The main possible underlying selective pressures may be related to climatic conditions but also to the host response to pathogens such as Trypanosoma(sp). Overall, these results might open the way towards the identification of important variants involved in adaptation to tropical conditions and in particular to resistance to tropical infectious diseases.

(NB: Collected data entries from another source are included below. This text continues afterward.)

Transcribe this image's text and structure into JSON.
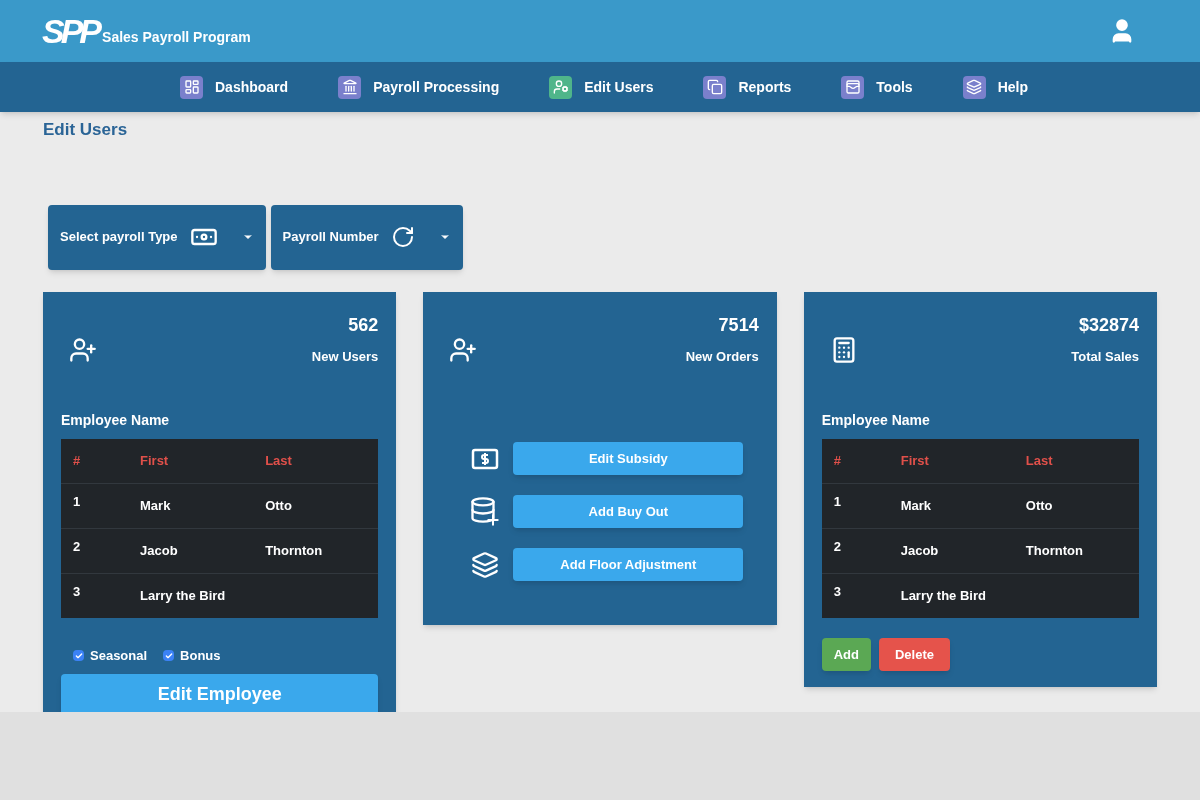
{
  "header": {
    "logo": "SPP",
    "app_name": "Sales Payroll Program"
  },
  "nav": [
    {
      "label": "Dashboard",
      "selected": false
    },
    {
      "label": "Payroll Processing",
      "selected": false
    },
    {
      "label": "Edit Users",
      "selected": true
    },
    {
      "label": "Reports",
      "selected": false
    },
    {
      "label": "Tools",
      "selected": false
    },
    {
      "label": "Help",
      "selected": false
    }
  ],
  "page_title": "Edit Users",
  "dropdowns": [
    {
      "label": "Select payroll Type"
    },
    {
      "label": "Payroll Number"
    }
  ],
  "cards": [
    {
      "kind": "table",
      "value": "562",
      "caption": "New Users",
      "section_title": "Employee Name",
      "table": {
        "columns": [
          "#",
          "First",
          "Last"
        ],
        "rows": [
          [
            "1",
            "Mark",
            "Otto"
          ],
          [
            "2",
            "Jacob",
            "Thornton"
          ],
          [
            "3",
            "Larry the Bird"
          ]
        ]
      },
      "checkboxes": [
        {
          "label": "Seasonal",
          "checked": true
        },
        {
          "label": "Bonus",
          "checked": true
        }
      ],
      "button": "Edit Employee"
    },
    {
      "kind": "actions",
      "value": "7514",
      "caption": "New Orders",
      "actions": [
        {
          "label": "Edit Subsidy"
        },
        {
          "label": "Add Buy Out"
        },
        {
          "label": "Add Floor Adjustment"
        }
      ]
    },
    {
      "kind": "table",
      "value": "$32874",
      "caption": "Total Sales",
      "section_title": "Employee Name",
      "table": {
        "columns": [
          "#",
          "First",
          "Last"
        ],
        "rows": [
          [
            "1",
            "Mark",
            "Otto"
          ],
          [
            "2",
            "Jacob",
            "Thornton"
          ],
          [
            "3",
            "Larry the Bird"
          ]
        ]
      },
      "buttons": [
        {
          "label": "Add",
          "kind": "add"
        },
        {
          "label": "Delete",
          "kind": "delete"
        }
      ]
    }
  ]
}
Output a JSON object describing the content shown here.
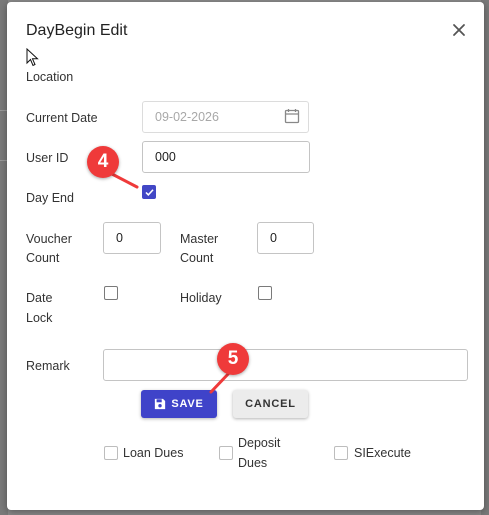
{
  "dialog": {
    "title": "DayBegin Edit",
    "close_icon": "close-icon"
  },
  "form": {
    "location_label": "Location",
    "current_date_label": "Current Date",
    "current_date_value": "09-02-2026",
    "calendar_icon": "calendar-icon",
    "user_id_label": "User ID",
    "user_id_value": "000",
    "day_end_label": "Day End",
    "day_end_checked": true,
    "voucher_count_label_1": "Voucher",
    "voucher_count_label_2": "Count",
    "voucher_count_value": "0",
    "master_count_label_1": "Master",
    "master_count_label_2": "Count",
    "master_count_value": "0",
    "date_lock_label_1": "Date",
    "date_lock_label_2": "Lock",
    "date_lock_checked": false,
    "holiday_label": "Holiday",
    "holiday_checked": false,
    "remark_label": "Remark",
    "remark_value": ""
  },
  "buttons": {
    "save_label": "SAVE",
    "save_icon": "save-icon",
    "cancel_label": "CANCEL"
  },
  "options": {
    "loan_dues_label": "Loan Dues",
    "deposit_dues_label_1": "Deposit",
    "deposit_dues_label_2": "Dues",
    "siexecute_label": "SIExecute"
  },
  "annotations": {
    "step_4": "4",
    "step_5": "5"
  },
  "colors": {
    "accent": "#3f43c9",
    "annotation": "#ef3a3a"
  }
}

Cattle are still playing a major role in Africa for food supply, to generate income and draught power or for ceremonial purposes. Archaeological, historical and anthropological evidence combined with recent genetic data [1] have provided insights into the complex origins of present day West-African cattle diversity. Indeed, although their wild ancestor Bos primigenius was not native to sub-Saharan Africa, West African cattle populations are representative of both shorthorn (Bos taurus brachyceros) and longhorn (Bos taurus longifrons) humpless taurines, humped zebus (Bos indicus) and zebu/taurine hybrid cattle. This early suggested that West African cattle has originated from several successive and recent colonization events [2, 3]. Briefly, shorthorn taurines were introduced from the Middle-East and possibly North Africa around 4,000 years BP [3, 4] while longhorn taurine probably arrived at an earlier period (5,000 years BP) following different migration routes [3]. Although, zebu cattle first penetrated through the Horn of Africa in the late 2nd millennium BC, the major wave of indicine introgression really started with the Arab settlements along the East Coast of Africa from the end of the 7th century AD. Zebu cattle spread even more recently over West Africa with movements of pastoralist people such as the Fulani [1].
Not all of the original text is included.